Regarding associations between adenovirus genotypes and disease severity, our data did not reveal definitive correlations. This is likely due to the uneven distribution of genotypes within our cohort; for example, all strains of species F were genotype F41 (100%, 38/38), while the non-F species were represented by a small number of cases across multiple genotypes, limiting statistical power for comparisons. This heterogeneity of genotypes, combined with the multifactorial nature of disease severity, including host immune status and comorbidities, makes it difficult to draw firm conclusions at this stage. Larger longitudinal studies with a more balanced representation of genotypes are needed to clarify these relationships.

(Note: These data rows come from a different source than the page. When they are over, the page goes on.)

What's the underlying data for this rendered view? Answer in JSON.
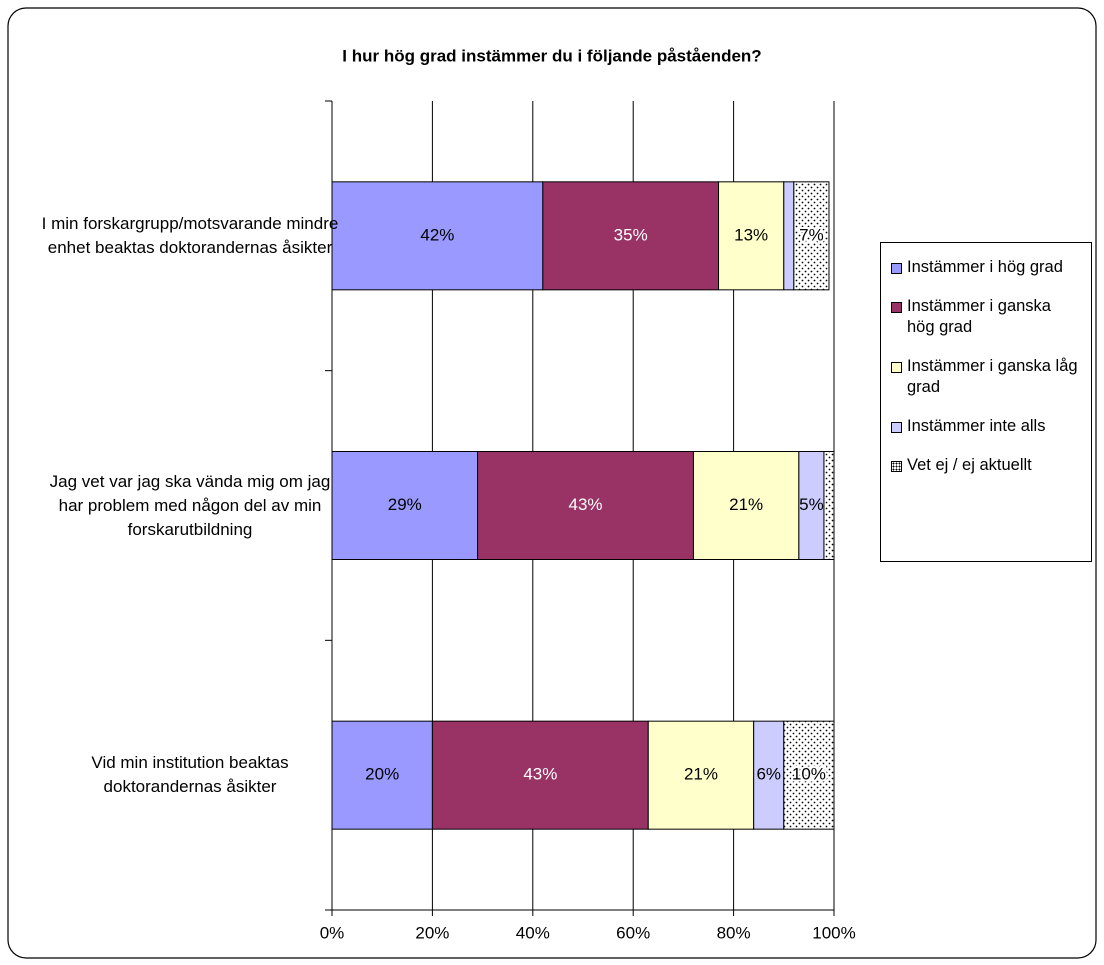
{
  "chart_data": {
    "type": "stacked-bar-horizontal",
    "title": "I hur hög grad instämmer du i följande påståenden?",
    "categories": [
      "I min forskargrupp/motsvarande mindre enhet beaktas doktorandernas åsikter",
      "Jag vet var jag ska vända mig om jag har problem med någon del av min forskarutbildning",
      "Vid min institution beaktas doktorandernas åsikter"
    ],
    "series": [
      {
        "name": "Instämmer i hög grad",
        "color": "#9999ff",
        "label_color": "#000000",
        "values": [
          42,
          29,
          20
        ],
        "value_labels": [
          "42%",
          "29%",
          "20%"
        ]
      },
      {
        "name": "Instämmer i ganska hög grad",
        "color": "#993366",
        "label_color": "#ffffff",
        "values": [
          35,
          43,
          43
        ],
        "value_labels": [
          "35%",
          "43%",
          "43%"
        ]
      },
      {
        "name": "Instämmer i ganska låg grad",
        "color": "#ffffcc",
        "label_color": "#000000",
        "values": [
          13,
          21,
          21
        ],
        "value_labels": [
          "13%",
          "21%",
          "21%"
        ]
      },
      {
        "name": "Instämmer inte alls",
        "color": "#ccccff",
        "label_color": "#000000",
        "values": [
          2,
          5,
          6
        ],
        "value_labels": [
          null,
          "5%",
          "6%"
        ]
      },
      {
        "name": "Vet ej / ej aktuellt",
        "color": "dotted",
        "label_color": "#000000",
        "values": [
          7,
          2,
          10
        ],
        "value_labels": [
          "7%",
          null,
          "10%"
        ]
      }
    ],
    "xlim": [
      0,
      100
    ],
    "xticks": [
      {
        "value": 0,
        "label": "0%"
      },
      {
        "value": 20,
        "label": "20%"
      },
      {
        "value": 40,
        "label": "40%"
      },
      {
        "value": 60,
        "label": "60%"
      },
      {
        "value": 80,
        "label": "80%"
      },
      {
        "value": 100,
        "label": "100%"
      }
    ],
    "grid": true,
    "legend": "right"
  }
}
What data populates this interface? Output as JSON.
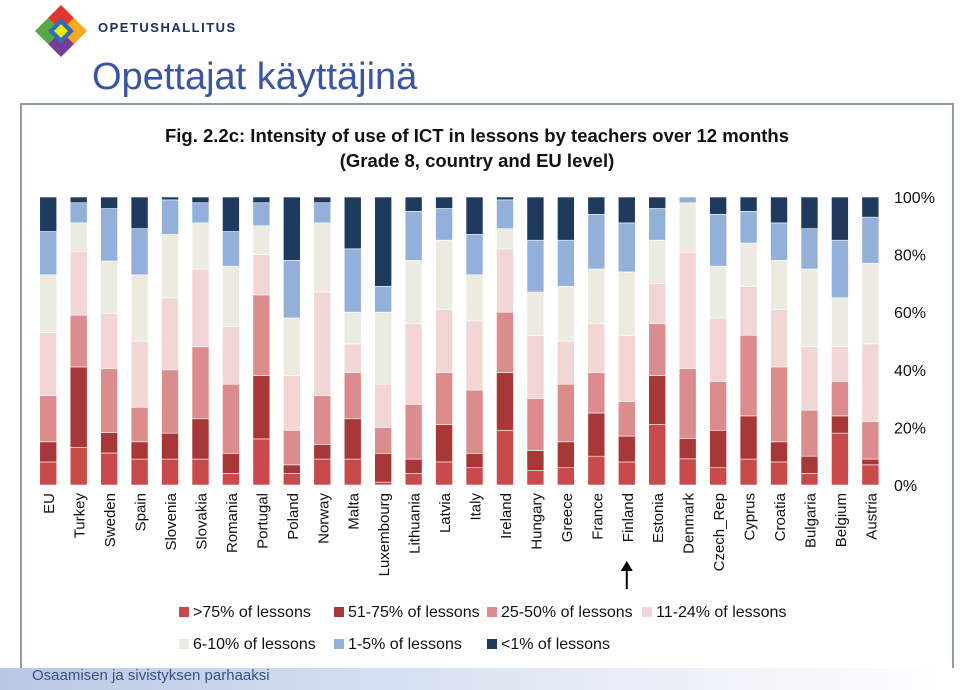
{
  "header": {
    "brand": "OPETUSHALLITUS",
    "slide_title": "Opettajat käyttäjinä"
  },
  "footer": {
    "text": "Osaamisen ja sivistyksen parhaaksi"
  },
  "colors": {
    "c75": "#c94a4a",
    "c51": "#a83838",
    "c25": "#dc8c8c",
    "c11": "#f2d6d6",
    "c6": "#ecebe2",
    "c1": "#93b0db",
    "c0": "#1f3a5f"
  },
  "chart_data": {
    "type": "bar",
    "stacked": true,
    "title_line1": "Fig. 2.2c: Intensity of use of ICT in lessons by teachers over 12 months",
    "title_line2": "(Grade 8, country and EU level)",
    "categories": [
      "EU",
      "Turkey",
      "Sweden",
      "Spain",
      "Slovenia",
      "Slovakia",
      "Romania",
      "Portugal",
      "Poland",
      "Norway",
      "Malta",
      "Luxembourg",
      "Lithuania",
      "Latvia",
      "Italy",
      "Ireland",
      "Hungary",
      "Greece",
      "France",
      "Finland",
      "Estonia",
      "Denmark",
      "Czech_Rep",
      "Cyprus",
      "Croatia",
      "Bulgaria",
      "Belgium",
      "Austria"
    ],
    "ylim": [
      0,
      100
    ],
    "yticks": [
      "0%",
      "20%",
      "40%",
      "60%",
      "80%",
      "100%"
    ],
    "highlight": "Finland",
    "series": [
      {
        "name": ">75% of lessons",
        "color_key": "c75",
        "values": [
          8,
          13,
          11,
          9,
          9,
          9,
          4,
          16,
          4,
          9,
          9,
          1,
          4,
          8,
          6,
          19,
          5,
          6,
          10,
          8,
          21,
          9,
          6,
          9,
          8,
          4,
          18,
          7
        ]
      },
      {
        "name": "51-75% of lessons",
        "color_key": "c51",
        "values": [
          7,
          28,
          7,
          6,
          9,
          14,
          7,
          22,
          3,
          5,
          14,
          10,
          5,
          13,
          5,
          20,
          7,
          9,
          15,
          9,
          17,
          7,
          13,
          15,
          7,
          6,
          6,
          2
        ]
      },
      {
        "name": "25-50% of lessons",
        "color_key": "c25",
        "values": [
          16,
          18,
          22,
          12,
          22,
          25,
          24,
          28,
          12,
          17,
          16,
          9,
          19,
          18,
          22,
          21,
          18,
          20,
          14,
          12,
          18,
          24,
          17,
          28,
          26,
          16,
          12,
          13
        ]
      },
      {
        "name": "11-24% of lessons",
        "color_key": "c11",
        "values": [
          22,
          22,
          19,
          23,
          25,
          27,
          20,
          14,
          19,
          36,
          10,
          15,
          28,
          22,
          24,
          22,
          22,
          15,
          17,
          23,
          14,
          40,
          22,
          17,
          20,
          22,
          12,
          27
        ]
      },
      {
        "name": "6-10% of lessons",
        "color_key": "c6",
        "values": [
          20,
          10,
          18,
          23,
          22,
          16,
          21,
          10,
          20,
          24,
          11,
          25,
          22,
          24,
          16,
          7,
          15,
          19,
          19,
          22,
          15,
          17,
          18,
          15,
          17,
          27,
          17,
          28
        ]
      },
      {
        "name": "1-5% of lessons",
        "color_key": "c1",
        "values": [
          15,
          7,
          18,
          16,
          12,
          7,
          12,
          8,
          20,
          7,
          22,
          9,
          17,
          11,
          14,
          10,
          18,
          16,
          19,
          17,
          11,
          2,
          18,
          11,
          13,
          14,
          20,
          16
        ]
      },
      {
        "name": "<1% of lessons",
        "color_key": "c0",
        "values": [
          12,
          2,
          4,
          11,
          1,
          2,
          12,
          2,
          22,
          2,
          18,
          31,
          5,
          4,
          13,
          1,
          15,
          15,
          6,
          9,
          4,
          0,
          6,
          5,
          9,
          11,
          15,
          7
        ]
      }
    ]
  }
}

Another emerging area of interest is the potential for cross-immunity between adenovirus genotypes. CD4⁺ T cells appear to be able to recognize conserved epitopes shared between different genotypes, suggesting that previous infections or adenovirus-based vaccines may confer partial protection against multiple strains [43]. However, the high capacity of adenoviruses to generate new recombinant genotypes makes it difficult to draw firm conclusions about cross-immunity. Further studies like ours, providing a detailed characterization of adenovirus genomes in pediatric infections, are needed to advance the investigation of virus–host interactions and, in the future, to contribute to the development of genotype-based immunotherapies.

Our study has some limitations. Illumina short-read sequencing, although effective for genotyping, was less capable of detecting mixed infections involving multiple adenovirus genotypes in a single sample, particularly relevant in immunocompromised patients prone to reactivations. Furthermore, although the overall sample size was adequate, the limited representation of certain genotypes limits our ability to further investigate potential correlations between specific genotypes, disease severity, and clinical outcomes. However, sample collection is ongoing, and the increasing number of cases will enhance the representativeness and statistical power of future analyses.

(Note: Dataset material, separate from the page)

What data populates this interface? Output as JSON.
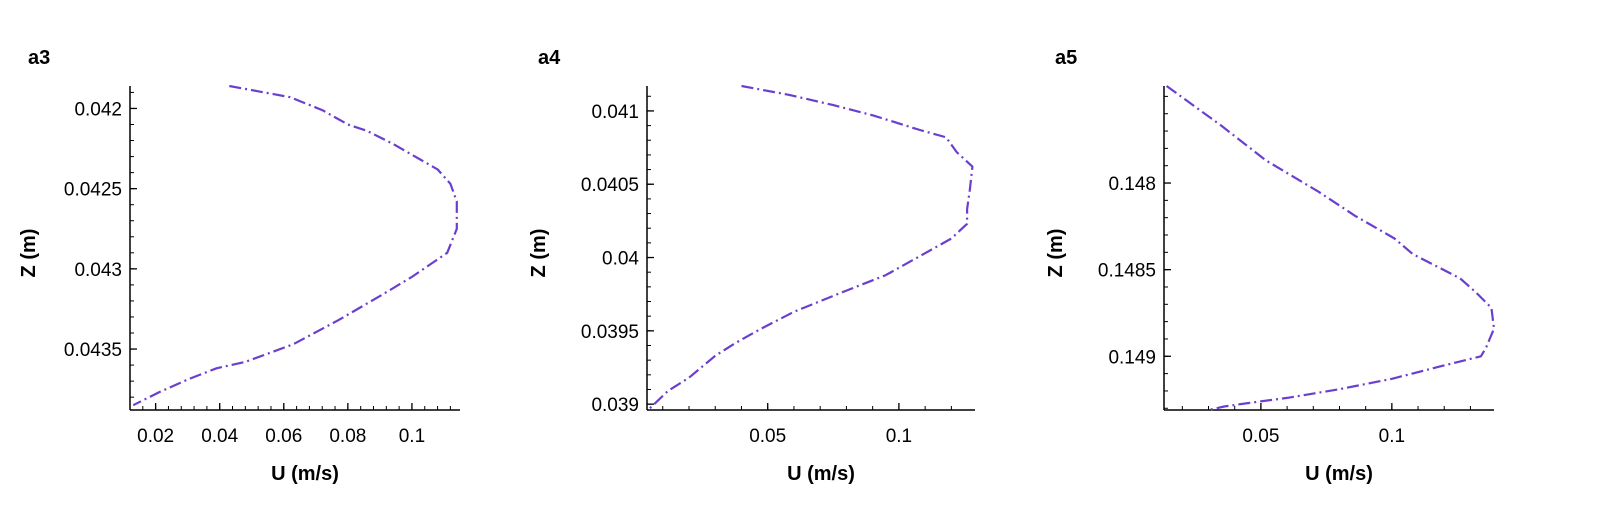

In conclusion, our findings expand current knowledge about the epidemiology and clinical correlates of adenovirus infections in pediatric populations. We also describe a novel culture-independent pre-sequencing method for whole-genome sequencing directly from clinical samples, which could facilitate broader genomic surveillance in the future.

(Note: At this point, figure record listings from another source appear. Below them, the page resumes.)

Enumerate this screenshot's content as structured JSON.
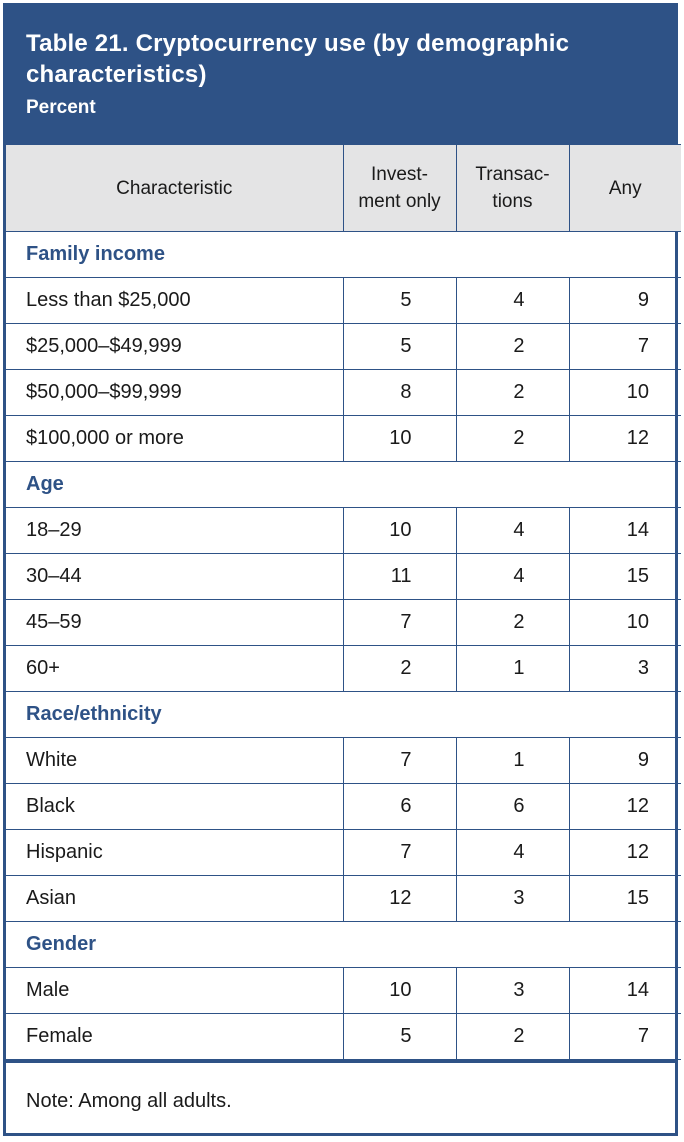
{
  "header": {
    "title": "Table 21. Cryptocurrency use (by demographic characteristics)",
    "subtitle": "Percent"
  },
  "columns": {
    "characteristic": "Characteristic",
    "investment_line1": "Invest-",
    "investment_line2": "ment only",
    "transactions_line1": "Transac-",
    "transactions_line2": "tions",
    "any": "Any"
  },
  "sections": [
    {
      "title": "Family income",
      "rows": [
        {
          "label": "Less than $25,000",
          "investment": "5",
          "transactions": "4",
          "any": "9"
        },
        {
          "label": "$25,000–$49,999",
          "investment": "5",
          "transactions": "2",
          "any": "7"
        },
        {
          "label": "$50,000–$99,999",
          "investment": "8",
          "transactions": "2",
          "any": "10"
        },
        {
          "label": "$100,000 or more",
          "investment": "10",
          "transactions": "2",
          "any": "12"
        }
      ]
    },
    {
      "title": "Age",
      "rows": [
        {
          "label": "18–29",
          "investment": "10",
          "transactions": "4",
          "any": "14"
        },
        {
          "label": "30–44",
          "investment": "11",
          "transactions": "4",
          "any": "15"
        },
        {
          "label": "45–59",
          "investment": "7",
          "transactions": "2",
          "any": "10"
        },
        {
          "label": "60+",
          "investment": "2",
          "transactions": "1",
          "any": "3"
        }
      ]
    },
    {
      "title": "Race/ethnicity",
      "rows": [
        {
          "label": "White",
          "investment": "7",
          "transactions": "1",
          "any": "9"
        },
        {
          "label": "Black",
          "investment": "6",
          "transactions": "6",
          "any": "12"
        },
        {
          "label": "Hispanic",
          "investment": "7",
          "transactions": "4",
          "any": "12"
        },
        {
          "label": "Asian",
          "investment": "12",
          "transactions": "3",
          "any": "15"
        }
      ]
    },
    {
      "title": "Gender",
      "rows": [
        {
          "label": "Male",
          "investment": "10",
          "transactions": "3",
          "any": "14"
        },
        {
          "label": "Female",
          "investment": "5",
          "transactions": "2",
          "any": "7"
        }
      ]
    }
  ],
  "note": "Note: Among all adults.",
  "colors": {
    "accent": "#2e5286",
    "header_bg": "#e4e4e5"
  }
}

In light of the increasing use of high-throughput sequencing and personalized cell therapies, these results underscore the need for larger longitudinal studies to explore the genetic diversity of adenoviruses and their interaction with host immunity. Improved genotype-based diagnostics could facilitate the personalization of treatment strategies, which would particularly benefit immunocompromised children. In fact, adenovirus therapy is primarily symptomatic, and strategies vary based on the severity of the infection and the patient’s immune status. In particular, in pediatric patients who develop adenovirus infection following hematopoietic stem cell transplantation (HSCT), the transplant of virus-specific T lymphocytes is an emerging and promising therapeutic option. However, the epitopes used in laboratory may not be specific to the adenovirus genotype infecting the patient. This could lead to a partial response. Considering that there are more than 100 adenoviruses that differ in tissue tropism, virulence and immune response, knowing the genotype could allow the viral target to be accurately identified and the selection of T lymphocytes specific to the protein epitopes of that genotype to be guided. Furthermore, a curate identification of AdV genotypes could be clinically relevant for stratifying patients according to their risk of developing more severe disease.

We believe that our findings not only contribute to enriching existing knowledge, but also provide a methodological framework for future surveillance and research, while offering important insights into the genomic heterogeneity of HAdVs across various clinical scenarios in children.

In order to develop this topic, further studies are ongoing to study the potential impact of viral mutations on the binding to host receptors, which could influence the virus’s fitness, virulence, and pathogenicity.